La sua presenza favorirà un riavvicinamento tra la nuova fiera milanese e l’editoria romana, da cui nei mesi scorsi sono arrivate critiche nei confronti dell’Aie?
“Per me non è l’editoria romana, per me sono persone che sono state e saranno sempre i miei interlocutori, come io sono stata e spero di continuare a essere il loro.
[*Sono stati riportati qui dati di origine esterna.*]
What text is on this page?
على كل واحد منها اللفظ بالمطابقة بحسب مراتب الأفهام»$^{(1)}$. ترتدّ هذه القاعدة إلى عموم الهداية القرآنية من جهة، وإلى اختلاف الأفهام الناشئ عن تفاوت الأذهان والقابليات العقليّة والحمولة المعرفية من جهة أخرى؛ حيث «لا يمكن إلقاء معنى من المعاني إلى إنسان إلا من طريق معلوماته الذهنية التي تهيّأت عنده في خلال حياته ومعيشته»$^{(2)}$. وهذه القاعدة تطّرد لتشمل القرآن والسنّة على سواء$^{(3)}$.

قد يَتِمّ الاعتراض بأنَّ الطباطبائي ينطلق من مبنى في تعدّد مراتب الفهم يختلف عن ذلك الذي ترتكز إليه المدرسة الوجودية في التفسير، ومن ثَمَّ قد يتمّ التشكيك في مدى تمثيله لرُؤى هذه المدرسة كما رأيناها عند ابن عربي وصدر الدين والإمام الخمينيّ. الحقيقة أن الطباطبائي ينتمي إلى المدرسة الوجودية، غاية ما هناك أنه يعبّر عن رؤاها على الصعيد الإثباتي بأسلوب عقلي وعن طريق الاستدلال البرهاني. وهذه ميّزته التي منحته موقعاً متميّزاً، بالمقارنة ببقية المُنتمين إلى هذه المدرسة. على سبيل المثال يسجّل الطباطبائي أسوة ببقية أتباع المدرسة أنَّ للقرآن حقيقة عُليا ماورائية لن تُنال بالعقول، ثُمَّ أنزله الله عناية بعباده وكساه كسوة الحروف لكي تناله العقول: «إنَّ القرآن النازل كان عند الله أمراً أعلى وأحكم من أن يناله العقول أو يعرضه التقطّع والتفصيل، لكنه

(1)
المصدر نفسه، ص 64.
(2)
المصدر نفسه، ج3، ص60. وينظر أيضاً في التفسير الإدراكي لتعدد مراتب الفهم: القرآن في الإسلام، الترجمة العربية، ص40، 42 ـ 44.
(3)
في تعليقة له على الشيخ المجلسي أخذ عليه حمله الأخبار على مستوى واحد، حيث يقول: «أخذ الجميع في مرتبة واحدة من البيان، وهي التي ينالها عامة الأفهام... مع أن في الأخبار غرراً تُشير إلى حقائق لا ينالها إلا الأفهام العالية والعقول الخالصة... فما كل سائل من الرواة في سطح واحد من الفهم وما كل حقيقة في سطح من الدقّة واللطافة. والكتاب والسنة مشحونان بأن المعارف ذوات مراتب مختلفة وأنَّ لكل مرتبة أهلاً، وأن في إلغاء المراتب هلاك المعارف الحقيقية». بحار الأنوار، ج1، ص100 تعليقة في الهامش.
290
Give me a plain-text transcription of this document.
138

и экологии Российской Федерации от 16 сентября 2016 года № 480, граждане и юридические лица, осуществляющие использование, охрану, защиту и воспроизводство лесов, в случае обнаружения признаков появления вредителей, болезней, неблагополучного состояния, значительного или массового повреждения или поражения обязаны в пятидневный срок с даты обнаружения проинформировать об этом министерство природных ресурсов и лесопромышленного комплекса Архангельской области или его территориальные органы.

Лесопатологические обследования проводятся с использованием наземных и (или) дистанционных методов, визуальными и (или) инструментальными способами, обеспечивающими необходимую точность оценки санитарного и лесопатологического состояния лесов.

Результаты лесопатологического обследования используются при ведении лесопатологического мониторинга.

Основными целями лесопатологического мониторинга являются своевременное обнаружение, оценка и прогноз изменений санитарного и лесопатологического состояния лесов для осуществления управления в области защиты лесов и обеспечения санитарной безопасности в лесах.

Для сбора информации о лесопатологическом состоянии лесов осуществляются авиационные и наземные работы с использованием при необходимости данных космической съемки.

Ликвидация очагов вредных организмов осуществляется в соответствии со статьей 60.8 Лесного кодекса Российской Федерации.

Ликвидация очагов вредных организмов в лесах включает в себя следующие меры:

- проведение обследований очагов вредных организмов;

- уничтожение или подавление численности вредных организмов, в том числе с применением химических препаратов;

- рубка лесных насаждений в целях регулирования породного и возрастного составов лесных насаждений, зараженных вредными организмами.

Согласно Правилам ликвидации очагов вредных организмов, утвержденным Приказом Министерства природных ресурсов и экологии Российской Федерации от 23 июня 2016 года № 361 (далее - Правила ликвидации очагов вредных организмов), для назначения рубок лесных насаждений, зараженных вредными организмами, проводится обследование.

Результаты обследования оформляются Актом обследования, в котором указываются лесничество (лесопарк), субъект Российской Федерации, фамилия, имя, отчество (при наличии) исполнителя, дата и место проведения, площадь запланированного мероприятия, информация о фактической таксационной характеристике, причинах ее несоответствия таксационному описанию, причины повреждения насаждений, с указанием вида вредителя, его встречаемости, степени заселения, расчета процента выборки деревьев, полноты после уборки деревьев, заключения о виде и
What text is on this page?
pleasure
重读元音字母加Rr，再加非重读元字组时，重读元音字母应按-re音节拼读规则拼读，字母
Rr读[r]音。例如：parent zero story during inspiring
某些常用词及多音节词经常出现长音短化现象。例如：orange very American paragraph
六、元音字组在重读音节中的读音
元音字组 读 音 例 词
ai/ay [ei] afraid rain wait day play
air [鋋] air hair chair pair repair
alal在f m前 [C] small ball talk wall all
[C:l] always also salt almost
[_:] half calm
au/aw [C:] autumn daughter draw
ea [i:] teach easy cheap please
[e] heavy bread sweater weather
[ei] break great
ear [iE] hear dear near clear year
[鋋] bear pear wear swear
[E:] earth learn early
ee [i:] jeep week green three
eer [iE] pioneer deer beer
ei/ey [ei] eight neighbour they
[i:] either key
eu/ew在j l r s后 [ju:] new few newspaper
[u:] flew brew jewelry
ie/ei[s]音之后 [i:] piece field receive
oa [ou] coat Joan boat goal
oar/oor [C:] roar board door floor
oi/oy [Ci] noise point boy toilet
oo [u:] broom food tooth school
Poi so che i libri sono oggetti sentimentali più di altri, e che, come ha scritto (credo ne L’età dell’argento) Ginevra Bompiani, con la quale ho felicemente lavorato (e imparato) a Nottetempo negli ultimi 8 anni, non si può solo parlare, si deve piangere e ridere insieme, bisogna passare per queste due inclinazioni del torace”.

Pensa sia possibile superare le tensioni dei mesi scorsi e trovare forme di collaborazione con il Salone del libro di Torino, che tra un paio di settimane dovrebbe presentare il nuovo progetto?
“Certo che penso sia possibile. Dobbiamo far sì che sia possibile perché i libri sono sempre la prosecuzione uno dell’altro, e dunque devono esserlo le manifestazioni che intorno ai libri crescono. Poi, come ha scritto Virginia Woolf (credo in Una stanza tutta per sé) pensare per squadre è una prerogativa maschile, io sono una donna, non penso per squadre, penso per relazioni”.